What’s Up and Happening in our Skies

Now that we’ve all enjoyed (if we could last week) the lunar eclipse, there’s a partial solar eclipse coming up next week that will be visible to at least some observers around the world on October 23rd. It’s partial because the Sun will only be partially blocked, which means that it’s not an eclipse you can watch with the naked eye. In fact, it is REQUIRED that you wear eye protection or use special projection methods to observe this eclipse. Although it should go without saying, I’m going to say it anyway: NEVER LOOK AT THE SUN WITHOUT EYE PROTECTION!  Practice safe solar viewing. Use eclipse glasses, welder’s glass, or use pinhole projection to see this event.

It begins at 3:38 p.m. EDT (7:38 PM UT). It sets eclipsed for most viewers.  If you live in North America or the extreme eastern parts of Asia, you have a shot at observing the eclipse. For more information, check out MrEclipse.com, Eclipsewise, and Timeanddate.com’s pages on eclipses.

October is a good month for sky viewing. For most of the world, the weather isn’t too bad, and clear skies give you a chance to do some exploring. I’ve got a little video up at Astrocast.tv that explains some of the sky sights you can seek out. I talk about the planet Mars, low in the western sky after sunset, along with Saturn, Jupiter in the early morning, and a possible glimpse of Mercury (also in the predawn hour). There’s also the Orionid Meteor shower, and while you’re waiting for it to send some meteors our way, you can search out the Andromeda Galaxy and Perseus Double Cluster (for northern hemisphere explorers) and the Magellanic Clouds and the globular cluster 47 Tucanae in the southern hemisphere skies. Check it all out in Our Night Sky.

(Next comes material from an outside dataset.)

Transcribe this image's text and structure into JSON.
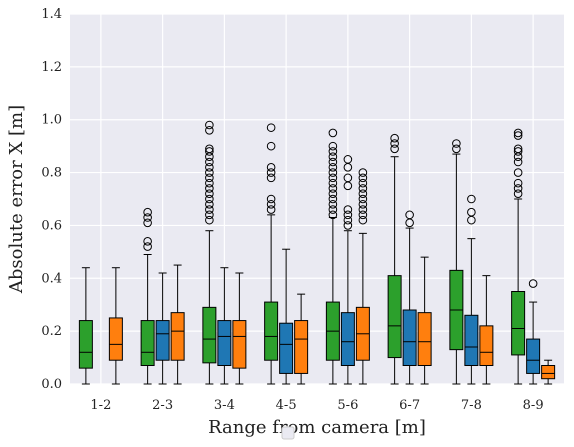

Lifting the Veil on the Early Universe

The Creation of a Galactic Metropolis

An artist’s conception of a giant protocluster of galaxies forming in the early universe. The galaxies are busy forming new stars while at the same time interacting with each other. Courtesy: ESO/M. Kornmesser

From time to time astronomers give us a peek at the early universe and each time they do, they lift the veil on earlier and earlier time periods of our cosmic history. In recent years, they’ve shown us early “shreds” of galaxies and hints of the first stars to ever form. Galaxies began forming some 500 million years after the Big Bang occurred. As galaxies formed through collision and cannibalism, they also clumped together in clusters. One of the oldest clusters is called the Spiderweb Galaxy (or MTC1138-262) is at the heart of a galactic protocluster that began assembling more than 10 billion years ago.

Astronomers interested in star formation in infant galaxies during those early epochs of galaxy building took a closer look at this cluster using the APEX Telescope in Chile, part of the European Southern Observatory. This telescope is exquisitely sensitive to millimeter wavelengths of light (part of the infrared spectrum of light).  It opens a window on distant universe, allowing astronomers to look for faint glimmers of energy from the early universe. They used something called the LABOCA (which stands for Large Bolometer Camera) instrument to look at the cluster. This camera is essentially a sensitive thermometer that helps astronomers sense any kind of heat above absolute zero.  That means it can detect the glimmers of star formation from the early universe, even if they’re hidden by clouds of dust and gas.

Essentially, the APEX telescope and instruments revealed that there are many more sources of star formation in the region of the Spiderweb than astronomers suspected. Their ability to peek behind the veil of dust that hid parts of the cluster’s activity showed astronomers something of a surprise. Yes, star formation is happening there, growing in the interacting galaxies. But, it is  not where they expected it to be. It’s clustered in a relatively small region of the cluster, and not in filaments of gas and dust strung between the member galaxies, where such events usually occur as galaxies interact. Galaxy collisions regularly set off bursts of star formation, and you often see bluish starburst knots strung out between member galaxies like strings of fuzzy pearls.

So, why is star birth so constrained to a smallish, non-central area of the cluster? Good question. Finding the star formation is great news, but now astronomers need to figure out why it’s occurring in a region where they didn’t expect it to be. What processes are shaping the starbirth nurseries in this cluster? Do they tell us something about how clusters formed in the early universe?  Good questions, which astronomers hope to answer by focusing the massed ALMA array on the region when they get a chance. It should give them nicely resolved looks at the stellar creches in the Spiderweb Galaxy and its siblings in the cluster.